Li Qingcang atrajo a Ye Tianxin a sus brazos mientras sentía dolor por ella, luego se rió con ganas.
“¿Por qué crees todo lo que digo? Sos tan tonto.»
Los ojos de Ye Tianxin se abrieron cuando miró a Li Qingcang. Ella preguntó: «¿Me estabas engañando hace un momento?»
Li Qingcang agarró la mano de Ye Tianxin y dijo suavemente en un tono tranquilo y sereno: “No, en realidad no. El bebé que nos llegará debe ser el regalo más único y especial que Dios nos está enviando”.
Ye Tianxin asintió profusamente con la cabeza.
“Sí, es el regalo más especial”.
Li Qingcang colocó suavemente su mano grande sobre el abdomen de Ye Tianxin, que todavía estaba completamente plano en este momento.
“No tendré envidia ni amargura por mi hijo”.
Sintiéndose un poco preocupado, Ye Tianxin dijo: «Te refieres a nuestro hijo, ¿verdad?»
«Está bien, no tendré envidia ni amargura por mi hijo».
Ye Tianxin se rió levemente, «Eso es mejor».
“Espera, ¿cómo puedes estar seguro de que es un hijo? ¿Qué pasa si estás embarazada de mellizos: un niño y una niña?
Li Qingcang se burló deliberadamente de Ye Tianxin.
Ye Tianxin sonrió brillantemente y dijo: “No serán gemelos fraternos. No hay genes de mellizos fraternos en mi familia”.
“Ese puede no ser el caso. ¿Qué pasa si mi semilla es tan buena y tu suelo es tan fértil que los conseguimos?
Ye Tianxin se apoyó en el hombro de Li Qingcang.

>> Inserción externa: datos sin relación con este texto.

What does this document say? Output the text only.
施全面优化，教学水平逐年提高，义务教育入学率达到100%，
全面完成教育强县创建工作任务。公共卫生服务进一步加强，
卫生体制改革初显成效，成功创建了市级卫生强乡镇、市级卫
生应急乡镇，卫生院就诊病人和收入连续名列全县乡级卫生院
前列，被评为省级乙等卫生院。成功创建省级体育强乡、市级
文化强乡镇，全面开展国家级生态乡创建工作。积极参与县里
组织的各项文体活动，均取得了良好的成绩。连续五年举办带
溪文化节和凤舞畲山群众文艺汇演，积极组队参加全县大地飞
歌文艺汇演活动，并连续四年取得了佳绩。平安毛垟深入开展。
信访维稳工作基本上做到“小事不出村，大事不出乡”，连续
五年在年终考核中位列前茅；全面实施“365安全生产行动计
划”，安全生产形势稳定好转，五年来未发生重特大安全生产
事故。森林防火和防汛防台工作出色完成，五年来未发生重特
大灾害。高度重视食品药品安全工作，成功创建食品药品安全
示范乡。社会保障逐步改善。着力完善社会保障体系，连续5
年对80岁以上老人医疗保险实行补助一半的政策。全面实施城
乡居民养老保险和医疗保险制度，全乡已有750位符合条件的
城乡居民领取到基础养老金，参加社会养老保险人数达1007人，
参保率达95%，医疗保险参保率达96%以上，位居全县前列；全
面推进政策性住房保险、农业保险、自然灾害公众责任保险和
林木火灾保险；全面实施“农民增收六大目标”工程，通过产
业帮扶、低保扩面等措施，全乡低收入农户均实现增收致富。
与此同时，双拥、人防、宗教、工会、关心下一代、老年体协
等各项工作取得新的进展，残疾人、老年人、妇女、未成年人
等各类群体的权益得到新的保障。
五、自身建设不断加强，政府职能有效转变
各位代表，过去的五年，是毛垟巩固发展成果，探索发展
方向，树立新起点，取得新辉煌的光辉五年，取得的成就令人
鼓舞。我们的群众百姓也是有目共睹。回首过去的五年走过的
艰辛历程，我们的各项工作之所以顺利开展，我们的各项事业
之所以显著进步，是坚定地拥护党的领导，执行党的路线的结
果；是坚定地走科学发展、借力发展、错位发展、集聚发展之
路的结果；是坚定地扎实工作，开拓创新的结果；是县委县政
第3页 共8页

Ella pensó que Li Qingcang pensó en esto de la manera más ideal.
Ella no esperaba gemelos fraternos.
Todo lo que quería era que Xiao Jin viniera a este mundo a salvo.
Quería darle a Xiao Jin un hogar completo y cálido.
«¿Qué te gustaría comer, mi reina?»
Ye Tianxin negó con la cabeza y respondió: «No hay nada en particular».
“Tienes que comer a tiempo para las tres comidas todos los días. De lo contrario, su cuerpo no podrá proporcionar suficientes nutrientes para nuestro precioso hijo”.
Ye Tianxin sintió que Li Qingcang tenía toda la razón.
Ella no estaba sola en este momento.
Xiao Jin todavía estaba en su abdomen.
¿Qué debería comer ella?
“Quiero comer un rollo de pastel de matcha”.
«De acuerdo.»
Li Qingcang le dijo al chofer que se dirigiera a la mejor pastelería de toda la capital.
Al llegar a la pastelería, Ye Tianxin miró la gran variedad de pequeños pasteles que se exhibían detrás de la ventana. Sentía que quería comer de todo.
«Cariño, los quiero todos».
Selva negra, tiramisú, rosquillas, tarta de crepes de mango…
Todos esos adorables y delicados pastelitos parecían estar saludándola.